[LLVMdev] Is LLVM expressive enough to represent asynchronous exceptions?

Jakob Stoklund Olesen stoklund at 2pi.dk
Tue Jun 14 19:46:00 PDT 2011


On Jun 14, 2011, at 6:35 PM, Andrew Trick wrote:

> The regalloc slowdown is also counterintuitive to me. But the way GreedyRA works today, I think the small blocks force it into a more exhaustive search for split points. This could be managed.

Live range splitting scales with the number of blocks spanned by a live range in the neighborhood of blocks with register points, so your transformation wold make it slower. It forms organic regions by flood filling the CFG starting from the register points. Sort of. I see the same effect in LTO builds where more calls are inlined so live ranges span more CFG.

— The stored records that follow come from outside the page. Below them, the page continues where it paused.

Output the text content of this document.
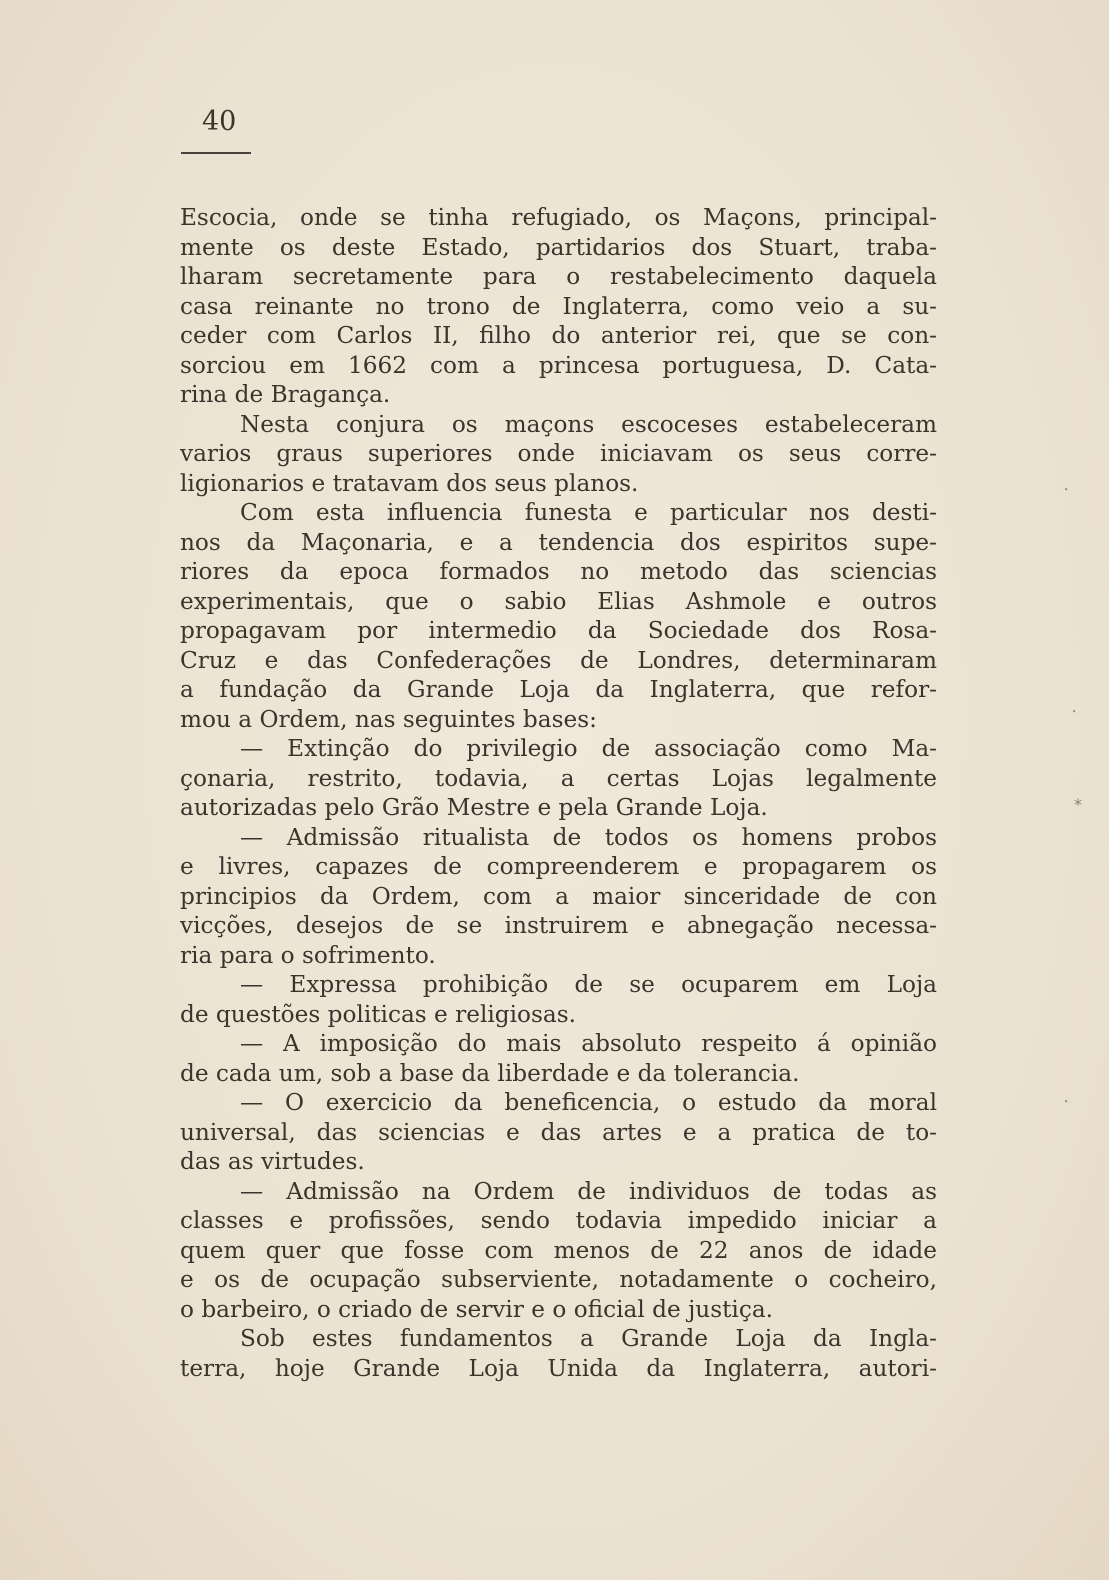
40
Escocia, onde se tinha refugiado, os Maçons, principal-
mente os deste Estado, partidarios dos Stuart, traba-
lharam secretamente para o restabelecimento daquela
casa reinante no trono de Inglaterra, como veio a su-
ceder com Carlos II, filho do anterior rei, que se con-
sorciou em 1662 com a princesa portuguesa, D. Cata-
rina de Bragança.
Nesta conjura os maçons escoceses estabeleceram
varios graus superiores onde iniciavam os seus corre-
ligionarios e tratavam dos seus planos.
Com esta influencia funesta e particular nos desti-
nos da Maçonaria, e a tendencia dos espiritos supe-
riores da epoca formados no metodo das sciencias
experimentais, que o sabio Elias Ashmole e outros
propagavam por intermedio da Sociedade dos Rosa-
Cruz e das Confederações de Londres, determinaram
a fundação da Grande Loja da Inglaterra, que refor-
mou a Ordem, nas seguintes bases:
— Extinção do privilegio de associação como Ma-
çonaria, restrito, todavia, a certas Lojas legalmente
autorizadas pelo Grão Mestre e pela Grande Loja.
— Admissão ritualista de todos os homens probos
e livres, capazes de compreenderem e propagarem os
principios da Ordem, com a maior sinceridade de con
vicções, desejos de se instruirem e abnegação necessa-
ria para o sofrimento.
— Expressa prohibição de se ocuparem em Loja
de questões politicas e religiosas.
— A imposição do mais absoluto respeito á opinião
de cada um, sob a base da liberdade e da tolerancia.
— O exercicio da beneficencia, o estudo da moral
universal, das sciencias e das artes e a pratica de to-
das as virtudes.
— Admissão na Ordem de individuos de todas as
classes e profissões, sendo todavia impedido iniciar a
quem quer que fosse com menos de 22 anos de idade
e os de ocupação subserviente, notadamente o cocheiro,
o barbeiro, o criado de servir e o oficial de justiça.
Sob estes fundamentos a Grande Loja da Ingla-
terra, hoje Grande Loja Unida da Inglaterra, autori-
⸱
⸱
*
⸱
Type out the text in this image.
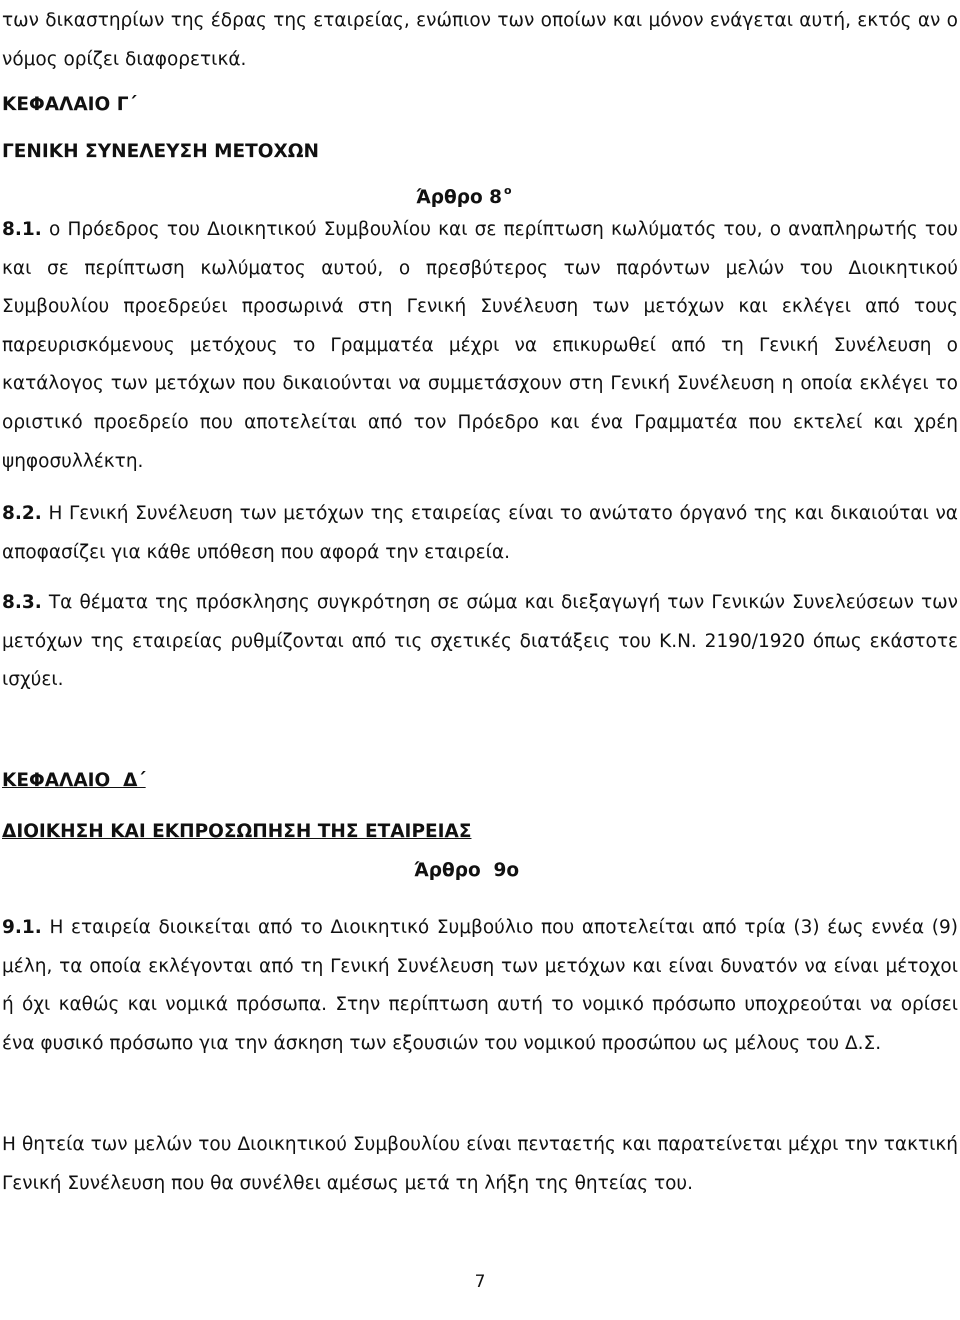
των δικαστηρίων της έδρας της εταιρείας, ενώπιον των οποίων και μόνον ενάγεται αυτή, εκτός αν ο νόμος ορίζει διαφορετικά.

ΚΕΦΑΛΑΙΟ Γ΄

ΓΕΝΙΚΗ ΣΥΝΕΛΕΥΣΗ ΜΕΤΟΧΩΝ

Άρθρο 8 $^o$

8.1. ο Πρόεδρος του Διοικητικού Συμβουλίου και σε περίπτωση κωλύματός του, ο αναπληρωτής του και σε περίπτωση κωλύματος αυτού, ο πρεσβύτερος των παρόντων μελών του Διοικητικού Συμβουλίου προεδρεύει προσωρινά στη Γενική Συνέλευση των μετόχων και εκλέγει από τους παρευρισκόμενους μετόχους το Γραμματέα μέχρι να επικυρωθεί από τη Γενική Συνέλευση ο κατάλογος των μετόχων που δικαιούνται να συμμετάσχουν στη Γενική Συνέλευση η οποία εκλέγει το οριστικό προεδρείο που αποτελείται από τον Πρόεδρο και ένα Γραμματέα που εκτελεί και χρέη ψηφοσυλλέκτη.

8.2. Η Γενική Συνέλευση των μετόχων της εταιρείας είναι το ανώτατο όργανό της και δικαιούται να αποφασίζει για κάθε υπόθεση που αφορά την εταιρεία.

8.3. Τα θέματα της πρόσκλησης συγκρότηση σε σώμα και διεξαγωγή των Γενικών Συνελεύσεων των μετόχων της εταιρείας ρυθμίζονται από τις σχετικές διατάξεις του Κ.Ν. 2190/1920 όπως εκάστοτε ισχύει.

ΚΕΦΑΛΑΙΟ  Δ΄

ΔΙΟΙΚΗΣΗ ΚΑΙ ΕΚΠΡΟΣΩΠΗΣΗ ΤΗΣ ΕΤΑΙΡΕΙΑΣ

Άρθρο  9ο

9.1. Η εταιρεία διοικείται από το Διοικητικό Συμβούλιο που αποτελείται από τρία (3) έως εννέα (9) μέλη, τα οποία εκλέγονται από τη Γενική Συνέλευση των μετόχων και είναι δυνατόν να είναι μέτοχοι ή όχι καθώς και νομικά πρόσωπα. Στην περίπτωση αυτή το νομικό πρόσωπο υποχρεούται να ορίσει ένα φυσικό πρόσωπο για την άσκηση των εξουσιών του νομικού προσώπου ως μέλους του Δ.Σ.

Η θητεία των μελών του Διοικητικού Συμβουλίου είναι πενταετής και παρατείνεται μέχρι την τακτική Γενική Συνέλευση που θα συνέλθει αμέσως μετά τη λήξη της θητείας του.

7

However, the register allocator needs the CFG to model control flow (!). Pretending that some of the edges don't exist doesn't make the problem easier. It just means that the register allocator needs to compute the real CFG before it can do anything else.

We already have a faulty machine CFG when lowering invokes - it is possible (and sometimes beneficial) to insert instructions after the call instruction that may throw. These instructions are not executed on the exceptional edge, and it is causing a lot of trouble in live range splitting.

If invokes were lowered to calls that are terminators, I could delete a lot of special-case code. (Which probably has bugs because of our relatively weak test coverage of exceptions).